Nonindemnity contracts insure something that doesn't have a market value. Life insurance is one example — you can't put a dollar value on a person's life; it's not a product that's bought or sold. Instead, you pick a death benefit when you sign up. Your insurance payout doesn't change based on the indemnity rules of property insurance.

Your life insurance contract could include a page saying whether it's a nonindemnity contract and explaining what this means for your policy.

Beneficiaries

Your beneficiary is the person or organization that you pick to receive the death benefit from your life insurance if the insured passes away while covered. Your life insurance contract will have a beneficiary page listing this information, including the name of the beneficiary. It could also list their relationship to the insured, such as if they are your spouse or child.
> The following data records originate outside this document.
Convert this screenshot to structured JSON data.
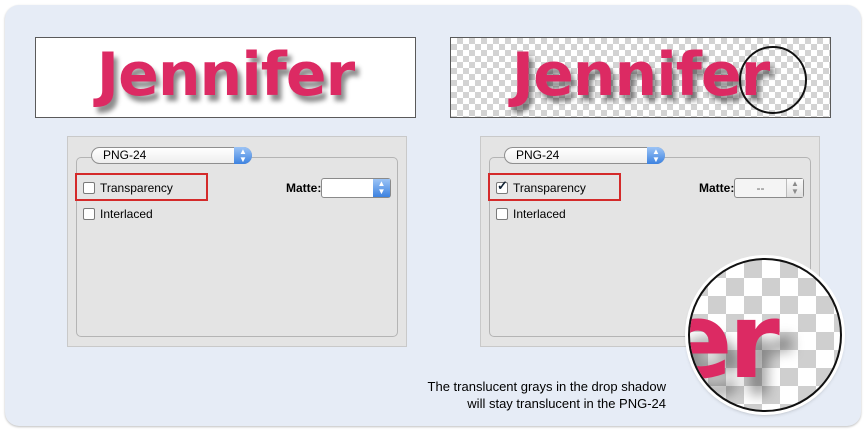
{
  "previews": {
    "left": {
      "text": "Jennifer",
      "background": "white"
    },
    "right": {
      "text": "Jennifer",
      "background": "transparent-checkerboard"
    }
  },
  "panels": {
    "left": {
      "format": "PNG-24",
      "transparency_label": "Transparency",
      "transparency_checked": false,
      "interlaced_label": "Interlaced",
      "interlaced_checked": false,
      "matte_label": "Matte:",
      "matte_value": ""
    },
    "right": {
      "format": "PNG-24",
      "transparency_label": "Transparency",
      "transparency_checked": true,
      "interlaced_label": "Interlaced",
      "interlaced_checked": false,
      "matte_label": "Matte:",
      "matte_value": "--"
    }
  },
  "zoom": {
    "text": "er"
  },
  "caption": {
    "line1": "The translucent grays in the drop shadow",
    "line2": "will stay translucent in the PNG-24"
  },
  "colors": {
    "accent": "#dc2a63",
    "highlight": "#d42a2a",
    "frame_bg": "#e6ecf6"
  }
}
It's possible to have more than one beneficiary. For example, you could split the death benefit 50/50 with your two children. Your beneficiary page list all the beneficiaries and the desired split. You could also name a backup, contingent beneficiary in the contract. This person receives the death benefit if the first beneficiary is no longer alive.

Riders

A rider is an extra benefit you can set up for your life insurance policy, usually for an extra charge. Some common riders offer extra coverage for accidental death, including life insurance for your spouse and young children, and a disability waiver of premium, where the insurer pays your premium if you end up disabled.
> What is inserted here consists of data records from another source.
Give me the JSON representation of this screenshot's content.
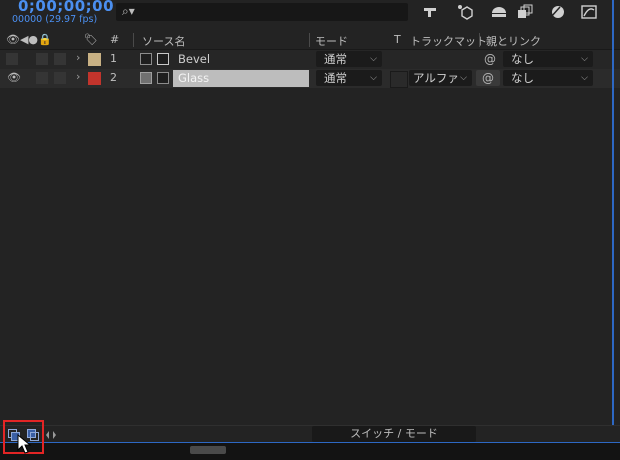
{
  "timecode": {
    "time": "0;00;00;00",
    "frames": "00000 (29.97 fps)"
  },
  "search": {
    "placeholder": ""
  },
  "header": {
    "hash": "#",
    "source_name": "ソース名",
    "mode": "モード",
    "t": "T",
    "track_matte": "トラックマット",
    "parent_link": "親とリンク"
  },
  "layers": [
    {
      "number": "1",
      "name": "Bevel",
      "mode": "通常",
      "track_matte": "",
      "parent": "なし",
      "label_color": "#c8b184"
    },
    {
      "number": "2",
      "name": "Glass",
      "mode": "通常",
      "track_matte": "アルファ",
      "parent": "なし",
      "label_color": "#c2342c"
    }
  ],
  "bottom": {
    "switch_mode_label": "スイッチ / モード"
  },
  "colors": {
    "accent": "#4b8ff0",
    "highlight": "#e32525"
  }
}
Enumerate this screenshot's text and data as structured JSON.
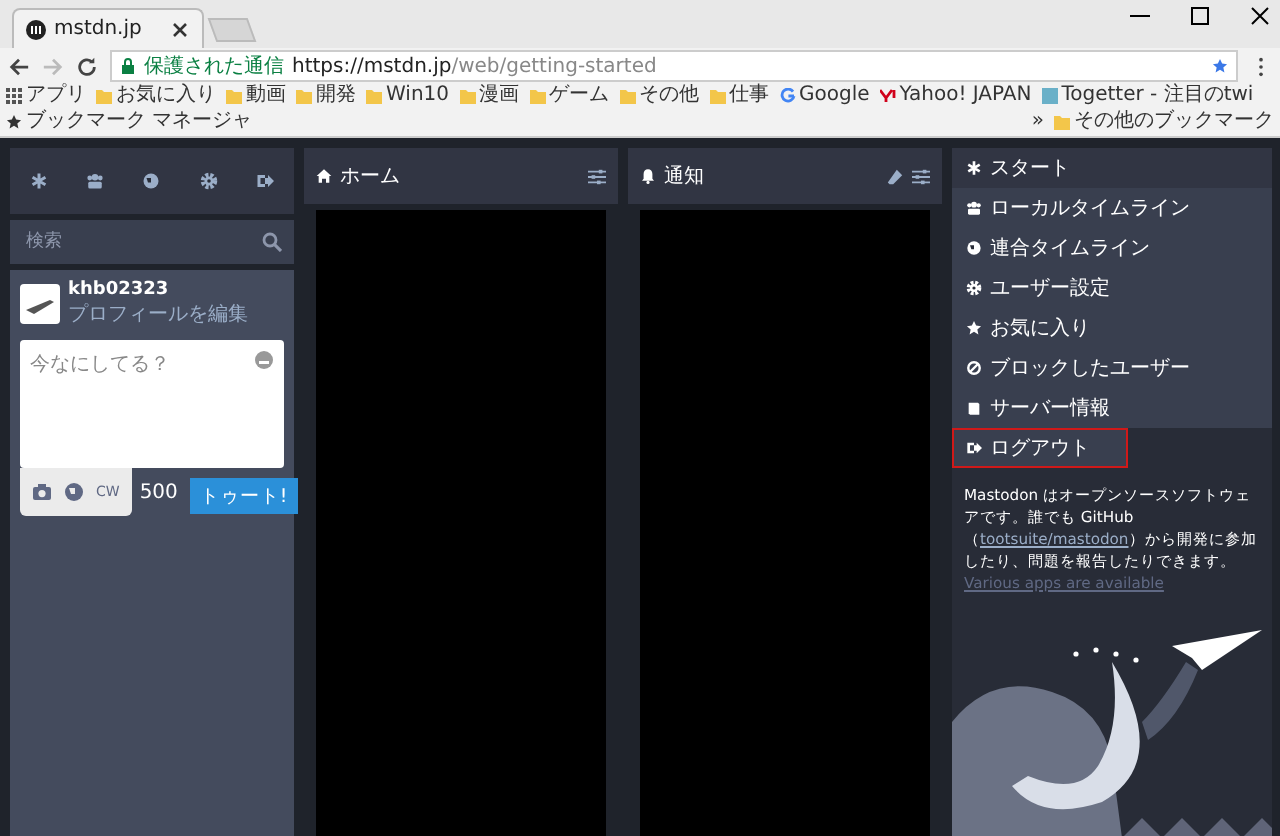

If your policy includes riders, there should be a section explaining how they work, what they cost and what they offer.

Exclusions

Life insurance policies cover most causes of death, but they won't cover everything. Your insurance contract will include a page laying out scenarios that would not qualify for the death benefit. Common exclusions include death caused during a criminal act or from suicide during the first two years after you buy the policy.

A policy also may deny a claim if an applicant wasn't honest during their insurance application — for instance, if they hid a serious medical problem that caused them to die. The exclusion part of your contract will explain how and when it could exclude a claim. For example, insurers can only deny claims from lies on the application if the insured dies within two years after the coverage starts.
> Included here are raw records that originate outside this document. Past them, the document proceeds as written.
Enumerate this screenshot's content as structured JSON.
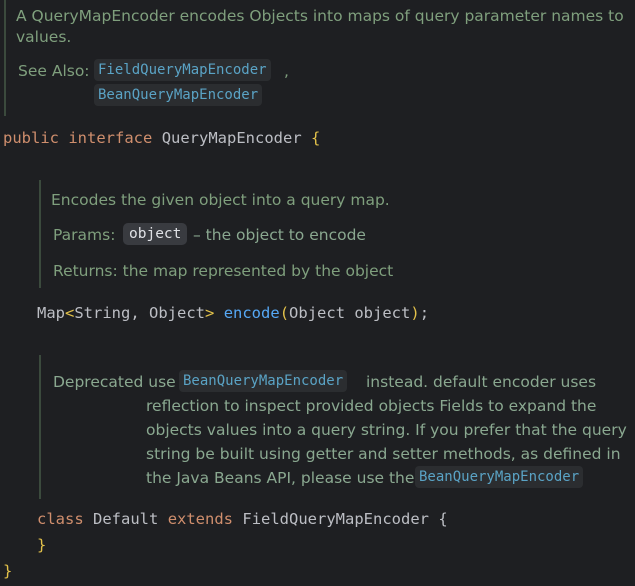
{
  "top_doc": {
    "line1": "A QueryMapEncoder encodes Objects into maps of query parameter names to",
    "line2": "values.",
    "see_also_label": "See Also:",
    "see_also_link1": "FieldQueryMapEncoder",
    "see_also_sep": ",",
    "see_also_link2": "BeanQueryMapEncoder"
  },
  "interface_decl": {
    "kw1": "public",
    "kw2": "interface",
    "name": "QueryMapEncoder",
    "brace": "{"
  },
  "method_doc": {
    "summary": "Encodes the given object into a query map.",
    "params_label": "Params:",
    "param_name": "object",
    "param_desc": "– the object to encode",
    "returns": "Returns: the map represented by the object"
  },
  "method_decl": {
    "ret_type_a": "Map",
    "lt": "<",
    "ret_type_b": "String, Object",
    "gt": ">",
    "fn_name": "encode",
    "lparen": "(",
    "args": "Object object",
    "rparen": ")",
    "semi": ";"
  },
  "deprecated_doc": {
    "prefix": "Deprecated use",
    "link1": "BeanQueryMapEncoder",
    "after_link1": "instead. default encoder uses",
    "line2": "reflection to inspect provided objects Fields to expand the",
    "line3": "objects values into a query string. If you prefer that the query",
    "line4": "string be built using getter and setter methods, as defined in",
    "line5_prefix": "the Java Beans API, please use the",
    "link2": "BeanQueryMapEncoder"
  },
  "class_decl": {
    "kw1": "class",
    "name": "Default",
    "kw2": "extends",
    "parent": "FieldQueryMapEncoder",
    "brace_open": "{",
    "brace_close": "}"
  },
  "interface_close": "}",
  "colors": {
    "background": "#1e1f22",
    "keyword": "#cf8e6d",
    "function": "#56a8f5",
    "doc_text": "#7f9f7d",
    "link": "#5aa3c5"
  }
}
If something is not listed as an exclusion on your policy, then it should be a covered cause of death.

Policy Definitions

Your insurance contract may include a glossary that defines key terms within your policy. It could explain common insurance terms such as the death benefit, cash value and beneficiary for policyholders.

Free Look Period

State governments require life insurance companies to give you a free look period as you review your contract. Depending on where you live, you have somewhere between 10 and 30 days to change your mind and return the contract for a refund of your premium payment. This gives you time to carefully read through every part of the contract.

Changing Contract Details

It's possible to change your contract terms after you sign up, although some parts are easier to change than others. For example, most policies let you change the beneficiary any time you want. It is also usually simple to cancel optional riders to lower how much you pay per month.

Other features are harder to change, such as the death benefit or coverage type. However, your contract may have clauses or riders that let you make changes. For example, a conversion rider lets you swap a term policy for whole life without a medical exam. Other policies will not let you change; it depends on the contract terms and conditions. If you change the policy, make sure your heirs know and can find that information. Consider putting any letters or forms showing the new details in the same place as your original contract.

For more help understanding your contract, contact your insurer's customer support line or ask to meet with one of their agents. They can thoroughly explain the details behind your policy as you make your decision.